Die Daten Artikelname, Einzelpreis, Stückzahl und Summe sollen dann in einem Textfeld erscheinen. Die einfache Variante (siehe Code)  funktioniert ja. Nur mit dem Array komme ich nicht klar.

LG
Tom


----------



## DrSoong (8. Februar 2007)

Ich stell mit hier die Frage, wo du da ein Array hast, ich find nämlich keines.

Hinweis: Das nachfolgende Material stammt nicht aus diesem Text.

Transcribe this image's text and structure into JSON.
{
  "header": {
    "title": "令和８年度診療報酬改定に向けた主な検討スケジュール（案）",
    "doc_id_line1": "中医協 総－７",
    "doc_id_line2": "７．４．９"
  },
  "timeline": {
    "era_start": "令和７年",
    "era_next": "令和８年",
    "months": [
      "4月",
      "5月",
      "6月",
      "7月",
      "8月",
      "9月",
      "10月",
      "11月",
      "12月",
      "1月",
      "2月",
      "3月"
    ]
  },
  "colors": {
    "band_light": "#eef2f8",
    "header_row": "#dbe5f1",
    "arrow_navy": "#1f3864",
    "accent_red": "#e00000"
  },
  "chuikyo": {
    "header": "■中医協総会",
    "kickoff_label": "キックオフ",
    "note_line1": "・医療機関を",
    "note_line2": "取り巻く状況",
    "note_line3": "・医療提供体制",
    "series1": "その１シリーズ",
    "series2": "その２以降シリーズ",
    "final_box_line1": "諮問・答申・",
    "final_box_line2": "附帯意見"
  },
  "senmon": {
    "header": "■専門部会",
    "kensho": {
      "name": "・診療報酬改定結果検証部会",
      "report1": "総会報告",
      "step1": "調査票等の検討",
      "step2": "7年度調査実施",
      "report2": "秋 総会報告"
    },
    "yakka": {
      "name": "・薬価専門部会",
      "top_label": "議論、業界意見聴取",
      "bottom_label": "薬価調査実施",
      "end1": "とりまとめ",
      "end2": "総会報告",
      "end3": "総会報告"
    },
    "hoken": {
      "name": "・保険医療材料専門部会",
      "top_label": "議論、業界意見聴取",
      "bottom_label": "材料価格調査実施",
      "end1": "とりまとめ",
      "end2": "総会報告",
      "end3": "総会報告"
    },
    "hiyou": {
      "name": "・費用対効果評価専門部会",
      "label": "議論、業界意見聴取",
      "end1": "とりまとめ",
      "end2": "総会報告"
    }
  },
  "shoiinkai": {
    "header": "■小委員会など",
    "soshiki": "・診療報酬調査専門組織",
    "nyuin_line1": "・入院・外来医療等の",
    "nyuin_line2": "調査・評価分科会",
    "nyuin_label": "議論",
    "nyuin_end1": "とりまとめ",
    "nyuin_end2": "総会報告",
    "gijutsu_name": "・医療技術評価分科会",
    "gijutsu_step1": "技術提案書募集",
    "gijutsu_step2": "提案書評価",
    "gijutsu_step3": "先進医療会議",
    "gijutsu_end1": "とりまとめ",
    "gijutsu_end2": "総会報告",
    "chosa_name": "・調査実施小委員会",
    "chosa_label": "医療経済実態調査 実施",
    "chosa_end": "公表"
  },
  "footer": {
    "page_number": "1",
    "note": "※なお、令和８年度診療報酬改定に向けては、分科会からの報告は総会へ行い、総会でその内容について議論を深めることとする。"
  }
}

Was ich sehe ist, dass du 4 Variablen hast, denen du Werte zuweist, einmal damit rechest und das ganze dann in eine Textbox ausgibst. Welchen Fehler kriegst du denn ausgegeben?


Der Doc!

PS: Verwende für Codeteile die eigenen BBCodes, in deinem Fall für VB.NET *[.vbnet]* und *[./vbnet]* (ohne den Punkt).


----------



## tomMeier (8. Februar 2007)

Hallo Doc,

ich suche nach einer Lösung, wo ich diese Werte jeweils im Array + Schleife in der Auflistungstextbox darstellen kann. Wenn ich Arrays verwende bekomme ich diverse Fehlermeldungen, weil ich einfach nicht weis, wie ich sie hier einsetzen soll.

In der Auflistungstextbox soll folgendes erscheinen:

Artikelname, Einzelpreis, Stueckzahl, Summe
Artikelname, Einzelpreis, Stueckzahl, Summe
Artikelname, Einzelpreis, Stueckzahl, Summe
Artikelname, Einzelpreis, Stueckzahl, Summe

x mal

LG
Tom


----------